The disappointment was fleeting as we took a stunning walking tour through Amsterdam en route to the Red Light District, wanting to stop by every canal to take a picture. There was a certain quality of light that hit Amsterdam in the early evening that made the water under the canals sparkle like jewels. Every building was art, some leaning on the shoulders of its neighbors and others straight as an arrow. Some were adorned with carefully arranged florals and inside the open windows, beautifully decorated homes peeked through. On the water, riverboats glided lazily along and sidewalks wore vintage bicycles like jewelry. Amsterdam was a dream, an alternate reality where everything was beautiful and the air smelled like weed.

We frequented cozy artisanal coffee shops every step of the way as we combated our jet-lag valiantly. At one point, we thought we’d lose one of our members to sleep deprivation, but a quick cup of coffee got him on his feet again. Nearing the end of our battle with consciousness, we gorged ourselves on Chipsy King fries and bought dinner from a herring stand near Chinatown. Amsterdam’s charm had tired us out by that point, and we admitted defeat to staying up all night in the city.

Subsequent adventures in Amsterdam included a harrowing bike ride through the city, where my lack of finesse on a bike and lack of experience as a biker in traffic came to bite me in the butt. I distinctly remember a local calling towards me: “Look first, then bike!” Common sense to her, simple and effective advice to me. The Van Gogh Museum was a work of art displaying his works of art, and I devoted an entire afternoon to drinking in each painting.
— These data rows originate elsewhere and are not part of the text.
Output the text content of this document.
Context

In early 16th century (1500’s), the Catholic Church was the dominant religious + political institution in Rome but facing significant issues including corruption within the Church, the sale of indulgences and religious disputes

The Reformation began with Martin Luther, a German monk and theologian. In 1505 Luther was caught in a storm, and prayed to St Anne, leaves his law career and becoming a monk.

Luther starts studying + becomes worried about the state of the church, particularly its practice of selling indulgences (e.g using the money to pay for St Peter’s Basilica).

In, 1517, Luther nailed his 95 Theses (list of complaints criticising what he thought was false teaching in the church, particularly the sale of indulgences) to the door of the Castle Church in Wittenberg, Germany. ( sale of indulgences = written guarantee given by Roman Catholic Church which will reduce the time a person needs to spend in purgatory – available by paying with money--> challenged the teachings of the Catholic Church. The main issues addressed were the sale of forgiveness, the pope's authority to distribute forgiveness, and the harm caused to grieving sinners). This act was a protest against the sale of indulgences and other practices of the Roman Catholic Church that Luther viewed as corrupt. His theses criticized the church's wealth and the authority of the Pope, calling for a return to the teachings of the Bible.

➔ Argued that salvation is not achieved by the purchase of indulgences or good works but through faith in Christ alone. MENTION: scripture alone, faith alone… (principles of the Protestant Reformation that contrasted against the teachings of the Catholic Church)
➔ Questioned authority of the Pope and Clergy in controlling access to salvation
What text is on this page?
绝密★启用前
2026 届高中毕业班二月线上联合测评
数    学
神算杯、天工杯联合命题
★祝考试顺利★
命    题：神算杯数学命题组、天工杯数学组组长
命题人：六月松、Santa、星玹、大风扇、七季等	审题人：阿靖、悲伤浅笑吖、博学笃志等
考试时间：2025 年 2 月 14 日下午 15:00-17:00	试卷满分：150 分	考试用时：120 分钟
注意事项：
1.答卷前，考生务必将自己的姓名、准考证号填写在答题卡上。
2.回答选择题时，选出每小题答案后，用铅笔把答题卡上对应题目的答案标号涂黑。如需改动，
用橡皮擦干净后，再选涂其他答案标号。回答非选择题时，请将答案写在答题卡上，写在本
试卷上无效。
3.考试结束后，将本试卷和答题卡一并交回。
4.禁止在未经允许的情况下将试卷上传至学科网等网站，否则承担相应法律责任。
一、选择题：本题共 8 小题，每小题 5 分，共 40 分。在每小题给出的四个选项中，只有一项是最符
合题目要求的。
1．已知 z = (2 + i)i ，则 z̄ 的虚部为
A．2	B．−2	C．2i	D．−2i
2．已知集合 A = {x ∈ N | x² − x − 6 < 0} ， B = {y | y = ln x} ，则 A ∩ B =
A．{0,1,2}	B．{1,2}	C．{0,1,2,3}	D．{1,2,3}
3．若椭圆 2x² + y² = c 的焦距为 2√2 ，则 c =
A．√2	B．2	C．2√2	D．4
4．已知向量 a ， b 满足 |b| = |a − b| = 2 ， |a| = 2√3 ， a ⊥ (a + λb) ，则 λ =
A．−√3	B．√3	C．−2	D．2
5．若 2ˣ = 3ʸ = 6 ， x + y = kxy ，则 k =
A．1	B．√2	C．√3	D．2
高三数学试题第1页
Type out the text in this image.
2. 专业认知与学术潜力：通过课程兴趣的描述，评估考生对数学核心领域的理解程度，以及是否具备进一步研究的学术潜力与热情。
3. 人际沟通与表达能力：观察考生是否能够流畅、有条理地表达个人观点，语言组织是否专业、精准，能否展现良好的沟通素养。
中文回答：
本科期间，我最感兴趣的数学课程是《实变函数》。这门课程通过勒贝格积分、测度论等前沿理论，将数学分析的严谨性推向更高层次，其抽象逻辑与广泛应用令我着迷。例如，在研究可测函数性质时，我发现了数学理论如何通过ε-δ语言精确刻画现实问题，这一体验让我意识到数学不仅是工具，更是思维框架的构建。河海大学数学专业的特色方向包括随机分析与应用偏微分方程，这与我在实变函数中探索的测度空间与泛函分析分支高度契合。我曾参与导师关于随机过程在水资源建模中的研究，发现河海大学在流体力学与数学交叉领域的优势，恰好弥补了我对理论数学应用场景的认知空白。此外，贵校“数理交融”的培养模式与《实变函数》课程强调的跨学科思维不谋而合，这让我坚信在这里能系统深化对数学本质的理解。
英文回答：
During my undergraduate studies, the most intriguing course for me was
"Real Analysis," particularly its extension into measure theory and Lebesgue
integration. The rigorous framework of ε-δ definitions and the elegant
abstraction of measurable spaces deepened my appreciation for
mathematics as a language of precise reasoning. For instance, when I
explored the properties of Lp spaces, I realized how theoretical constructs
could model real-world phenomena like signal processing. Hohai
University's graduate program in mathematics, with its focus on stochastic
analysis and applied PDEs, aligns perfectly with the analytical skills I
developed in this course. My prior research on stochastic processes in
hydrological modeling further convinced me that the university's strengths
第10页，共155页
The Rijskmuseum I found slightly less captivating, but the beauty in the museum architecture itself was charming. Chips krakow - a mixture of mayo and curry sauce over fries - was a decadent lunch one day, and Sea Palace - the floating Chinese dim sum restaurant - satisfied my parents’ craving for Asian food another day. Taking the wrong ferry to NSDM resulted in a sweaty walking adventure of Overhoeks before reaching the original destination, A’DAM Lookout. Walking by the bloemenmarkt became my usual path through the city, and stopping into Tony’s Chocolonely stores and cheese shops for samples also became a frequent stop for every Amsterdam trip.

Even now, I can navigate Amsterdam in my mind. We spent so much time exploring on foot, taking in each street and each canal with care. Hopefully there will be another day spent in Amsterdam so I can get another stroopwafel from Melly’s (in my opinion, better than van Wonderen!)